Zuckerberg ha spiegato per filo e per segno come funzionasse questa censura. Per prima cosa ha ammesso, come abbiamo già detto, di aver limitato la libertà di espressione. E poi ha denunciato gli strumenti che utilizzava per raggiungere questi perversi fini. I primi sono i cosiddetti fact checker. Degli oracoli che stabilivano cosa fosse vero e cosa fosse falso. Giudici senza regole. Una follia solo immaginarli. Zuckerberg è stato spietato: li cancelleremo, sono troppo politicamente orientati. Sarebbe paradossale ora richiedere un fact checking su quello che ha detto Zuck ai nostri due «censori-oracoli» domestici: Pagella politica e Open. Interessante se bollassero ciò che ha detto il loro committente (Facebook) come una fake news.
Facebook e Instagram avevano inoltre costruito un team interno di censori che su temi come immigrazione e questioni gender ponevano troppe restrizioni. Il pentimento continua a svelare la cattiva coscienza del passato. Questi team, con meno potere, verranno spostati dalla California, Stato democratico e patria del politicamente corretto, al duro e repubblicano Texas, dove girano con i cappelli da cow boy. Se fino a ieri pubblicavate su Instagram la prima pagina dell'Unità degli anni 60 che titolava «Caldo killer», ve la toglievano dalla bacheca, poiché «fuori contesto»: non si sa mai che si mettesse in discussione la religione climatista. Provate a pensare cosa succederà se a giudicare non sarà più un fighetto della California, ma un cappellone del Texas.

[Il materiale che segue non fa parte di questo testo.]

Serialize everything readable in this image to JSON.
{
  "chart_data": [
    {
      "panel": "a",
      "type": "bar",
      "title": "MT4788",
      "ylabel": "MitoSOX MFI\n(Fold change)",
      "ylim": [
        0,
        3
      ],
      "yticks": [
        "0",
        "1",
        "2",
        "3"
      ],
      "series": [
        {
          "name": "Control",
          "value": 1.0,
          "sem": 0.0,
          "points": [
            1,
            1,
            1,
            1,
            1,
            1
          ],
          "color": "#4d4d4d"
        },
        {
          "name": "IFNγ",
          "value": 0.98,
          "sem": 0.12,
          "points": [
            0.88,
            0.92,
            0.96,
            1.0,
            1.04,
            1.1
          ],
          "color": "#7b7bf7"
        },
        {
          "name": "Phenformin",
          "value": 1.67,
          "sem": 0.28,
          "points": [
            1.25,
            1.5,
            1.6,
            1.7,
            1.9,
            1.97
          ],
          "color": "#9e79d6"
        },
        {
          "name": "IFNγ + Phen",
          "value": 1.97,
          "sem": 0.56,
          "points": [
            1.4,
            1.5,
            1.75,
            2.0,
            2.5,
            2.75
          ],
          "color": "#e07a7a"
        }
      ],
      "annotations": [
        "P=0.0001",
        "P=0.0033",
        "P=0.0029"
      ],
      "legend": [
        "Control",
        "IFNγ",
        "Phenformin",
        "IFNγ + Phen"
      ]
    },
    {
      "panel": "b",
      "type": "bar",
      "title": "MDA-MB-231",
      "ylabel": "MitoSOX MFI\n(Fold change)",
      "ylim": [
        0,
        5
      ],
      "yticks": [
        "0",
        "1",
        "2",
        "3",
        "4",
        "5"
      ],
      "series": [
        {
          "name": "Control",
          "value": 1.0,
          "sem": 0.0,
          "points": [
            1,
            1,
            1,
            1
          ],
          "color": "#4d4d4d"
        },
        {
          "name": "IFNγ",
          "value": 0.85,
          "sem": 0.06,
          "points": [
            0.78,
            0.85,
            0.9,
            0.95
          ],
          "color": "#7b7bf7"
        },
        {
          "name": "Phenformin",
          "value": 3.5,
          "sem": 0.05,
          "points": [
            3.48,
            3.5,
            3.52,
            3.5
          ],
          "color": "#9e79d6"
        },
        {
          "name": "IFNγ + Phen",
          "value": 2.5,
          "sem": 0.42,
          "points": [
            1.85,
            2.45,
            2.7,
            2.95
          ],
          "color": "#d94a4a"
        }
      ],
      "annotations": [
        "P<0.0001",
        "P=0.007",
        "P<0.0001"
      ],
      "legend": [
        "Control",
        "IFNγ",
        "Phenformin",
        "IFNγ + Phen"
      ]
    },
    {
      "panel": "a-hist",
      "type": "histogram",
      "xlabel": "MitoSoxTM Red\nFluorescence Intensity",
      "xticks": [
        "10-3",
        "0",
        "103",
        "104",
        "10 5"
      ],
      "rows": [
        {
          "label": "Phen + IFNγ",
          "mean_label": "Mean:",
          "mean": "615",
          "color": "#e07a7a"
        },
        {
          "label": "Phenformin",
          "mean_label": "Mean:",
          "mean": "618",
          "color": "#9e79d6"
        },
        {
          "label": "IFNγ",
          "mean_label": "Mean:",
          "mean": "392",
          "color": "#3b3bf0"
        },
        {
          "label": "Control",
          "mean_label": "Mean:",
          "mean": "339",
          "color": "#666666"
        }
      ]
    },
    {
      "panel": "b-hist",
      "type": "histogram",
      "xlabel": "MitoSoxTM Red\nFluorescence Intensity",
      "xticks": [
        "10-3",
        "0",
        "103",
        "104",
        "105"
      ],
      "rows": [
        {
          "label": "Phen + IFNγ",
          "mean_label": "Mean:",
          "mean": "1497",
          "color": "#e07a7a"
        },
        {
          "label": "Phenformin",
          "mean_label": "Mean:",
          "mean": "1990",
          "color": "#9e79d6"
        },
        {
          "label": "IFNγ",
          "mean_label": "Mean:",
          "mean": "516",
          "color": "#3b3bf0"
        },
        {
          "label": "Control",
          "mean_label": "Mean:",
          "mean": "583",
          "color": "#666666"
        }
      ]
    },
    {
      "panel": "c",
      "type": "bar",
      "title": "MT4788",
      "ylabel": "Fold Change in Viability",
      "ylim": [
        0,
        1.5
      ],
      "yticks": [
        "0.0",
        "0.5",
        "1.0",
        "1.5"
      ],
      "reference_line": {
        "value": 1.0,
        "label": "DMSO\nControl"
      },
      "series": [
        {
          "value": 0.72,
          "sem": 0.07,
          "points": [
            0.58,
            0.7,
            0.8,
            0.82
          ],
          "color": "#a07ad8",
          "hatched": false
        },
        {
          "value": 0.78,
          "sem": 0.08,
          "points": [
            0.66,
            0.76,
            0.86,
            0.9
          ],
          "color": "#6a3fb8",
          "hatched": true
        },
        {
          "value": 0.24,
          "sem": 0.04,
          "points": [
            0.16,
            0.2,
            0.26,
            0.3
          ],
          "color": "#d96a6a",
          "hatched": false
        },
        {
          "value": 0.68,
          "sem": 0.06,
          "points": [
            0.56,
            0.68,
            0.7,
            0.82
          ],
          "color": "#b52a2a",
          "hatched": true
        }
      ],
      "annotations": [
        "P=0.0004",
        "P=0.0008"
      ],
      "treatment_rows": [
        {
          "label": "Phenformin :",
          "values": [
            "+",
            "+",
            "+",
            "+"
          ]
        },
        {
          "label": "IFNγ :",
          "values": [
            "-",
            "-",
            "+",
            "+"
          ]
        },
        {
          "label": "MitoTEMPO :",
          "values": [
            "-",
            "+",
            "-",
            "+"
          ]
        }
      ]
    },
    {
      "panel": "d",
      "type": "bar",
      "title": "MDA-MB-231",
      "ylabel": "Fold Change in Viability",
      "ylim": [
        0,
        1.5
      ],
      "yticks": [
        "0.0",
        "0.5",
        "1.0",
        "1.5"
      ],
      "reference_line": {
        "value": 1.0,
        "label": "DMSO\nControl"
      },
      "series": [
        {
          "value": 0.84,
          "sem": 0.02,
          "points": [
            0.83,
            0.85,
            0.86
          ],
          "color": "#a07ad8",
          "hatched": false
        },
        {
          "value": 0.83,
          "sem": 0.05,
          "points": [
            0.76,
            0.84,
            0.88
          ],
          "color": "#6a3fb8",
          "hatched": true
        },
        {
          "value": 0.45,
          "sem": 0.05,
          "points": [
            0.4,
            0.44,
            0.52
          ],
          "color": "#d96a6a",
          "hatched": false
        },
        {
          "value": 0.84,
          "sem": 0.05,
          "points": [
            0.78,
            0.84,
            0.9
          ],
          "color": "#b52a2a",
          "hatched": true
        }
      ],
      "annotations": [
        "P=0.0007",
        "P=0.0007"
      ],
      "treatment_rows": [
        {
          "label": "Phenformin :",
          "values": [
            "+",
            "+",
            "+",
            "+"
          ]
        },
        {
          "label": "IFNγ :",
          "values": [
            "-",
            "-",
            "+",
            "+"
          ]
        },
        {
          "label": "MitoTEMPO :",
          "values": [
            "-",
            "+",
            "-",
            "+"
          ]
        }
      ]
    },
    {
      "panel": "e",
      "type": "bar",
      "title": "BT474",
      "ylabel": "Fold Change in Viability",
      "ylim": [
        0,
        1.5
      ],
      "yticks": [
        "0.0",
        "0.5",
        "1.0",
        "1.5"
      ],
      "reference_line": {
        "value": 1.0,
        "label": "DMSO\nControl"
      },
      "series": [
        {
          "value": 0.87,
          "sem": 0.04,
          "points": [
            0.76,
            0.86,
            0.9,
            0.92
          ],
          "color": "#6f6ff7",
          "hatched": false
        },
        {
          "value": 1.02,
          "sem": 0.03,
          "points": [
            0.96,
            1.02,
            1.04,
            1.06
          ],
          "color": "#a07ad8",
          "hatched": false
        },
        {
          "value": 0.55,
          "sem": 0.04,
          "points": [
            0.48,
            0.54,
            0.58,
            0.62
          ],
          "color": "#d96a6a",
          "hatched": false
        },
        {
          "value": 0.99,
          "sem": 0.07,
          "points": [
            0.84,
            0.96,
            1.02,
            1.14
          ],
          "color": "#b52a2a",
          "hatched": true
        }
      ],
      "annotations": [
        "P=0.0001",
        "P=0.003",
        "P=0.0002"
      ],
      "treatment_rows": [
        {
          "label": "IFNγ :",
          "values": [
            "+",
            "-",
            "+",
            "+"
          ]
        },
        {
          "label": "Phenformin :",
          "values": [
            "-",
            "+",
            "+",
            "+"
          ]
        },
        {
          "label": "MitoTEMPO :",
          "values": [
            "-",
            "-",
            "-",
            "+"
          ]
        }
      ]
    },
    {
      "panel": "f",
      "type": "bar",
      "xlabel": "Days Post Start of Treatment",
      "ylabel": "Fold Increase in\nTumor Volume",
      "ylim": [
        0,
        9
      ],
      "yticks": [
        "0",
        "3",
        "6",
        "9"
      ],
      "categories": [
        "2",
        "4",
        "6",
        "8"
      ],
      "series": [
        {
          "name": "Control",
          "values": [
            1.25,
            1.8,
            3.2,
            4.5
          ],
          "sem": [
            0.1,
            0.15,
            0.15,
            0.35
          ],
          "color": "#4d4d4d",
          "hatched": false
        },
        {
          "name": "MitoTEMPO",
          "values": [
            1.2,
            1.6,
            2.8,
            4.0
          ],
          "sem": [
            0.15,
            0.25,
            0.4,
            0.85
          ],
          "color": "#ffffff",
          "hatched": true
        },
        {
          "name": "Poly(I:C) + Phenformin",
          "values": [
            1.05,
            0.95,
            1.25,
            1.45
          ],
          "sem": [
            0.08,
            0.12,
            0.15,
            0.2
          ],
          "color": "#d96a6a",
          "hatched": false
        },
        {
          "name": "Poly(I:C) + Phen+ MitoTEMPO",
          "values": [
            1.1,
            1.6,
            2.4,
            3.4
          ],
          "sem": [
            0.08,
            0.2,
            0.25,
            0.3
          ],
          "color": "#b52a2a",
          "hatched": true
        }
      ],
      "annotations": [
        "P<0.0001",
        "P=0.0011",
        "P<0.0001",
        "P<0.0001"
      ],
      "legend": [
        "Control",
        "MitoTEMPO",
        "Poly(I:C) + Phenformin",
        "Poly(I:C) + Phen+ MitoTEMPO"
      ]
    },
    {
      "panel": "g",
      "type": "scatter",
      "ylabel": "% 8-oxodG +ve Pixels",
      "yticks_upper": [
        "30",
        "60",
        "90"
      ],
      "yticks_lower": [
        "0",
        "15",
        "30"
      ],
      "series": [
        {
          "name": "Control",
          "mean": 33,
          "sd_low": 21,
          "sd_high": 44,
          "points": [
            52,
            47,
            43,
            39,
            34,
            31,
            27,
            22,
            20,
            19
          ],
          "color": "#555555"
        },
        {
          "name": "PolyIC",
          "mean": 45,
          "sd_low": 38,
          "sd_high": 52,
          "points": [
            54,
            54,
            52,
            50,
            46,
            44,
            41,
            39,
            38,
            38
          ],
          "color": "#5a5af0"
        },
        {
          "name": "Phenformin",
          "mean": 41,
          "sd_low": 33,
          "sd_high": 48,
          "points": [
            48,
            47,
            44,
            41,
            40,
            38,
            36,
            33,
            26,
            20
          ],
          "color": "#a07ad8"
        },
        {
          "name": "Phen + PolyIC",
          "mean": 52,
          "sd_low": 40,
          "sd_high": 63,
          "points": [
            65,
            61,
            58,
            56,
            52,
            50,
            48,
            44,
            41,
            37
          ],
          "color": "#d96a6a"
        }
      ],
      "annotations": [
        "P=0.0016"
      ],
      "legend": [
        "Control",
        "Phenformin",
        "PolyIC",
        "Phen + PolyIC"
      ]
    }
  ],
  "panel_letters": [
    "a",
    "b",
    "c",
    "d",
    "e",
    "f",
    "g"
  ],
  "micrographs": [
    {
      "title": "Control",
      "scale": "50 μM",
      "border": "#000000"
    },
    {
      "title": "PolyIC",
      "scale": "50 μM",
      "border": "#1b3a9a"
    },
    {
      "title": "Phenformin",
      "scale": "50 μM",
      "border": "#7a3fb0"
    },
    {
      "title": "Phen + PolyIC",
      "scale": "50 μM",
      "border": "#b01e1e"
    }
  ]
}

Zuckerberg ne ha per tutti. Anche per l'Europa. Un continente in cui è difficile innovare, dice nel suo video, perché le istituzioni si occupano più di limitare e censurare che di sviluppare. Un po', aggiunge il capo di Facebook, ciò che è avvenuto negli ultimi quattro anni negli Stati Uniti.
Ieri in molti si sono concentrati sulla repentina svolta trumpiana dell'idolo dei progressisti e sul suo ammiccare alla filosofia di Elon Musk.
Il punto è che martedì il più importante mezzo di informazione globale ha ammesso di aver manipolato la libertà di espressione, di aver creato degli specialisti della censura, confermando i peggiori pregiudizi che i paria della rete denunciavano da tempo.